The requirements that the system provide access to terabytes of data (the large stores requirement), be able to scatter and gather internal collections of data to service user queries (the quick access requirement), and be able to move large multimedia objects (the fast transfers requirement) led to our use of a high-performance storage system as the bottom layer in our architecture. The requirements that the system be able to support multimedia documents integrating text, images and video (the complex types requirement), to utilize specialized transport, indexing, and retrieval methods (the transparent services requirement), and to access documents by attributes (the friendly access requirement) led to our use of lightweight, high-performance persistent object manager as the next layer in our architecture.
We have developed an initial prototype called the AIM Net High Performance Digital Library (HPDL), incorporating HPSS and AIM Net, and have begun testing on the IBM SP1 located at IBM in Houston.

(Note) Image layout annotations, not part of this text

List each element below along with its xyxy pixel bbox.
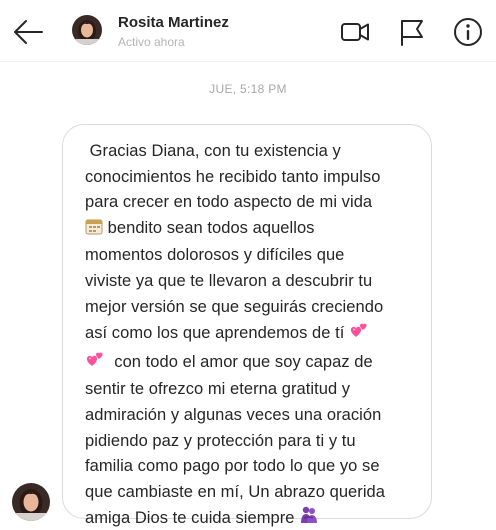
message-line: pidiendo paz y protección para ti y tu xyxy=(85,431,356,450)
contact-avatar[interactable] xyxy=(72,15,102,45)
people-hugging-emoji-icon xyxy=(299,505,319,530)
message-line: conocimientos he recibido tanto impulso xyxy=(85,167,381,186)
message-timestamp: JUE, 5:18 PM xyxy=(209,82,287,96)
message-line: momentos dolorosos y difíciles que xyxy=(85,246,345,265)
message-line: sentir te ofrezco mi eterna gratitud y xyxy=(85,380,351,399)
message-bubble[interactable]: Gracias Diana, con tu existencia y conoc… xyxy=(62,124,432,527)
chat-header: Rosita Martinez Activo ahora xyxy=(0,0,496,62)
contact-name[interactable]: Rosita Martinez xyxy=(118,14,229,31)
info-button[interactable] xyxy=(452,16,484,48)
message-line: bendito sean todos aquellos xyxy=(103,218,315,237)
message-line: amiga Dios te cuida siempre xyxy=(85,509,300,528)
arrow-left-icon xyxy=(14,20,43,44)
message-line: familia como pago por todo lo que yo se xyxy=(85,457,380,476)
message-line: admiración y algunas veces una oración xyxy=(85,405,382,424)
info-icon xyxy=(454,18,482,46)
video-camera-icon xyxy=(341,23,369,41)
flag-icon xyxy=(401,20,423,46)
avatar-image xyxy=(12,483,50,521)
message-line: para crecer en todo aspecto de mi vida xyxy=(85,193,373,212)
report-button[interactable] xyxy=(396,16,428,48)
sender-avatar[interactable] xyxy=(12,483,50,521)
message-line: así como los que aprendemos de tí xyxy=(85,324,350,343)
message-line: mejor versión se que seguirás creciendo xyxy=(85,297,384,316)
calendar-emoji-icon xyxy=(85,217,103,244)
back-button[interactable] xyxy=(10,16,46,48)
message-line: con todo el amor que soy capaz de xyxy=(105,352,373,371)
two-hearts-emoji-icon xyxy=(85,349,105,378)
avatar-image xyxy=(72,15,102,45)
message-line: Gracias Diana, con tu existencia y xyxy=(85,142,341,160)
message-text: Gracias Diana, con tu existencia y conoc… xyxy=(85,139,413,530)
two-hearts-emoji-icon xyxy=(349,320,369,349)
video-call-button[interactable] xyxy=(339,16,371,48)
contact-status: Activo ahora xyxy=(118,35,185,49)
message-line: que cambiaste en mí, Un abrazo querida xyxy=(85,482,385,501)
message-line: viviste ya que te llevaron a descubrir t… xyxy=(85,271,373,290)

It is still an open question how best to interface object management and storage management for scalable, high-performance computing environments. The performance of digital libraries is strongly dependent upon how the data is physically placed and clustered on disks and other media. We have discussed some of the issues, including how data placement and parallelism interact, that affect both the object management and storage management layers. We feel that this is an important topic for future research.
This research was supported in part by the Massive Digital Data System (MDDS) effort sponsored by the Advanced Research and Development Committee of the Community Management Staff.